Tuesday, September 23, 2014

Comparing constant duration profiles

I was putting together my slides for Open World, and in one of them I'm showing profile data from a server-style workload. ie one that keeps running until stopped. In this case the profile can be an arbitrary duration, and it's the work done in that time which is the important metric, not the total amount of time taken.

Profiling for a constant duration is a slightly unusual situation. We normally profile a workload that takes N seconds, do some tuning, and it now takes (N-S) seconds, and we can say that we improved performance by S/N percent. This is represented by the left pair of boxes in the following diagram:

In the diagram you can see that the routine B got optimised and therefore the entire runtime, for completing the same amount of work, reduced by an amount corresponding to the performance improvement for B.

Let's run through the same scenario, but instead of profiling for a constant amount of work, we profile for a constant duration. In the diagram this is represented by the outermost pair of boxes.

Both profiles run for the same total amount of time, but the right hand profile has less time spent in routine B() than the left profile, because the time in B() has reduced more time is spent in A(). This is natural, I've made some part of the code more efficient, I'm observing for the same amount of time, so I must spend more time in the part of the code that I've not optimised.

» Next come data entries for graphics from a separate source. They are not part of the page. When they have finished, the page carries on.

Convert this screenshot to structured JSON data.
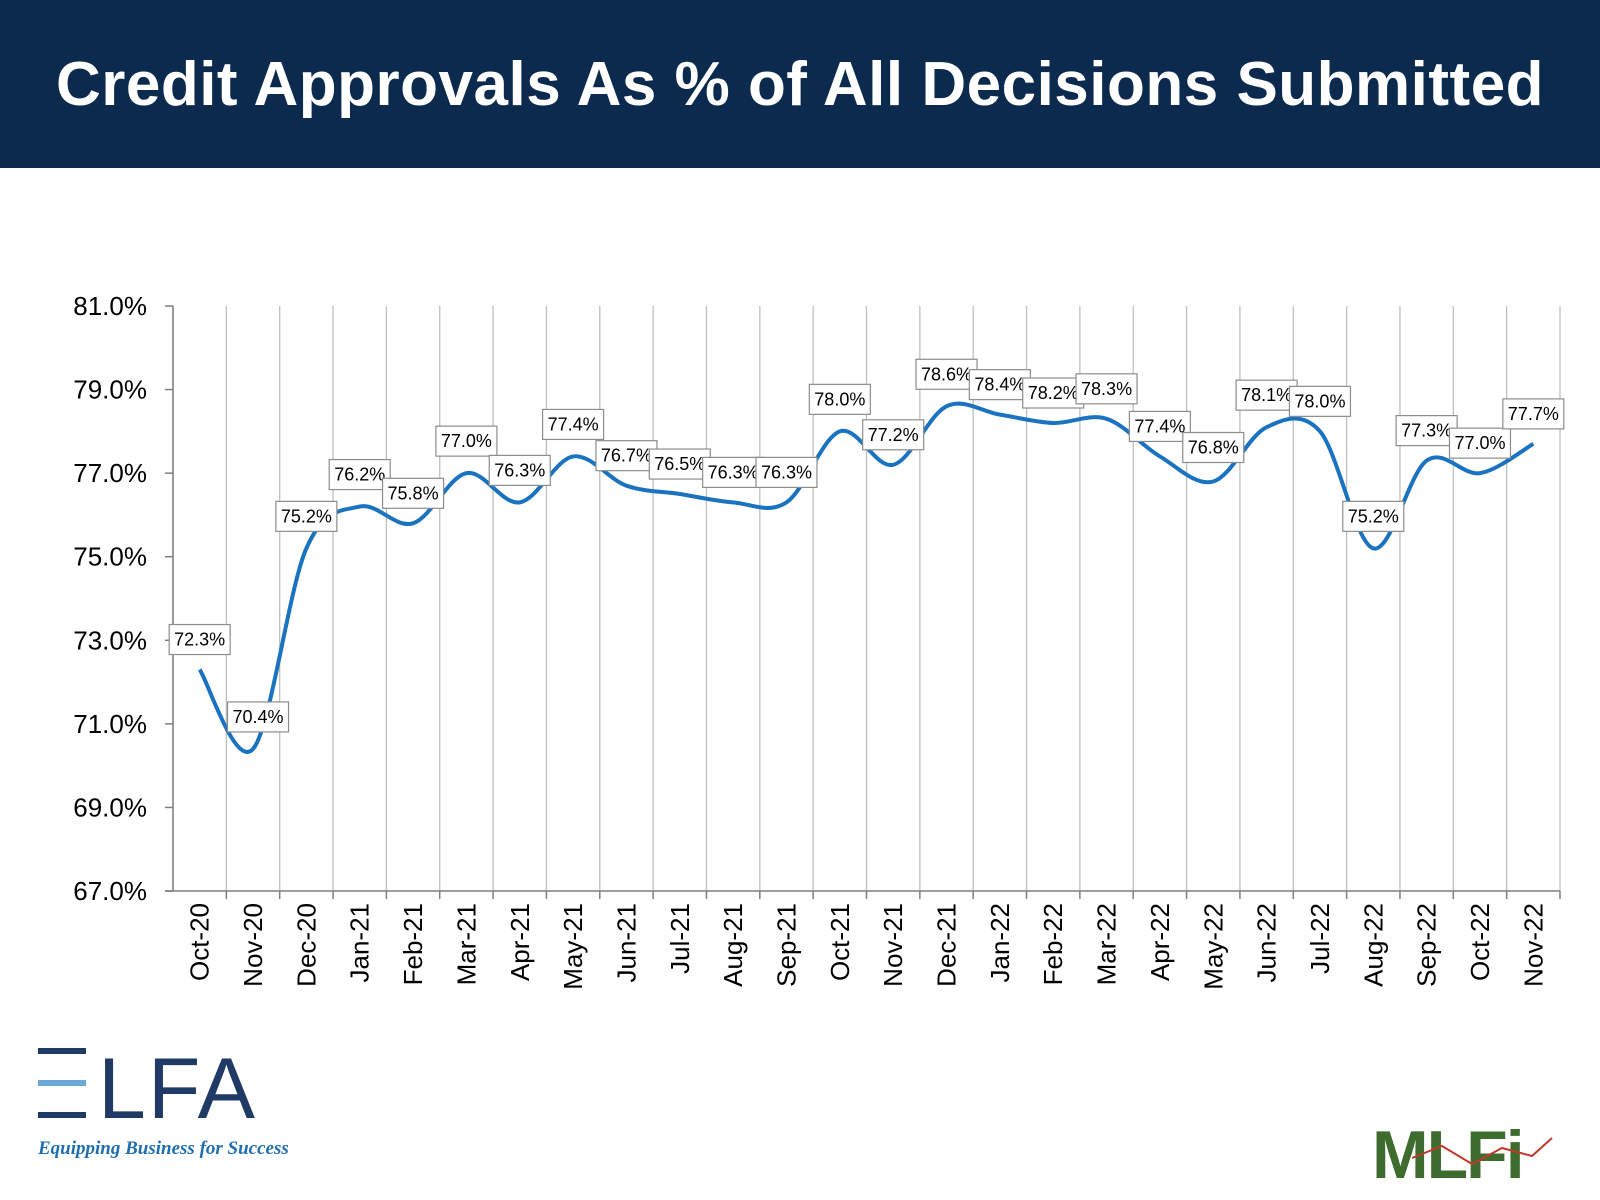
{
  "header": {
    "title": "Credit Approvals As % of All Decisions Submitted"
  },
  "colors": {
    "header_bg": "#0b2a4e",
    "line": "#1a73c0",
    "grid": "#bfbfbf",
    "elfa_dark": "#1f3a64",
    "elfa_light": "#6aa9d8",
    "mlfi_green": "#3e6b2e",
    "mlfi_red": "#c0392b"
  },
  "chart_data": {
    "type": "line",
    "title": "",
    "xlabel": "",
    "ylabel": "",
    "ylim": [
      67.0,
      81.0
    ],
    "y_ticks": [
      "67.0%",
      "69.0%",
      "71.0%",
      "73.0%",
      "75.0%",
      "77.0%",
      "79.0%",
      "81.0%"
    ],
    "y_tick_values": [
      67,
      69,
      71,
      73,
      75,
      77,
      79,
      81
    ],
    "grid": "vertical",
    "categories": [
      "Oct-20",
      "Nov-20",
      "Dec-20",
      "Jan-21",
      "Feb-21",
      "Mar-21",
      "Apr-21",
      "May-21",
      "Jun-21",
      "Jul-21",
      "Aug-21",
      "Sep-21",
      "Oct-21",
      "Nov-21",
      "Dec-21",
      "Jan-22",
      "Feb-22",
      "Mar-22",
      "Apr-22",
      "May-22",
      "Jun-22",
      "Jul-22",
      "Aug-22",
      "Sep-22",
      "Oct-22",
      "Nov-22"
    ],
    "values": [
      72.3,
      70.4,
      75.2,
      76.2,
      75.8,
      77.0,
      76.3,
      77.4,
      76.7,
      76.5,
      76.3,
      76.3,
      78.0,
      77.2,
      78.6,
      78.4,
      78.2,
      78.3,
      77.4,
      76.8,
      78.1,
      78.0,
      75.2,
      77.3,
      77.0,
      77.7
    ],
    "data_labels": [
      "72.3%",
      "70.4%",
      "75.2%",
      "76.2%",
      "75.8%",
      "77.0%",
      "76.3%",
      "77.4%",
      "76.7%",
      "76.5%",
      "76.3%",
      "76.3%",
      "78.0%",
      "77.2%",
      "78.6%",
      "78.4%",
      "78.2%",
      "78.3%",
      "77.4%",
      "76.8%",
      "78.1%",
      "78.0%",
      "75.2%",
      "77.3%",
      "77.0%",
      "77.7%"
    ]
  },
  "logos": {
    "elfa": {
      "text": "ELFA",
      "tagline": "Equipping Business for Success"
    },
    "mlfi": {
      "text": "MLFi"
    }
  }
}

So what's the performance gain? In this case we're more likely to look at the gain in throughput. It's a safe assumption that the amount of time in A() corresponds to the amount of work done - ie that if we did T units of work, then the average cost per unit work A()/T is the same across the pair of experiments. So if we did T units of work in the first experiment, then in the second experiment we'd do T * A'()/A(). ie the throughput increases by S = A'()/A() where S is the scaling factor. What is interesting about this is that A() represents any measure of time spent in code which was not optimised. So A() could be a single routine or it could be all the routines that are untouched by the optimisation.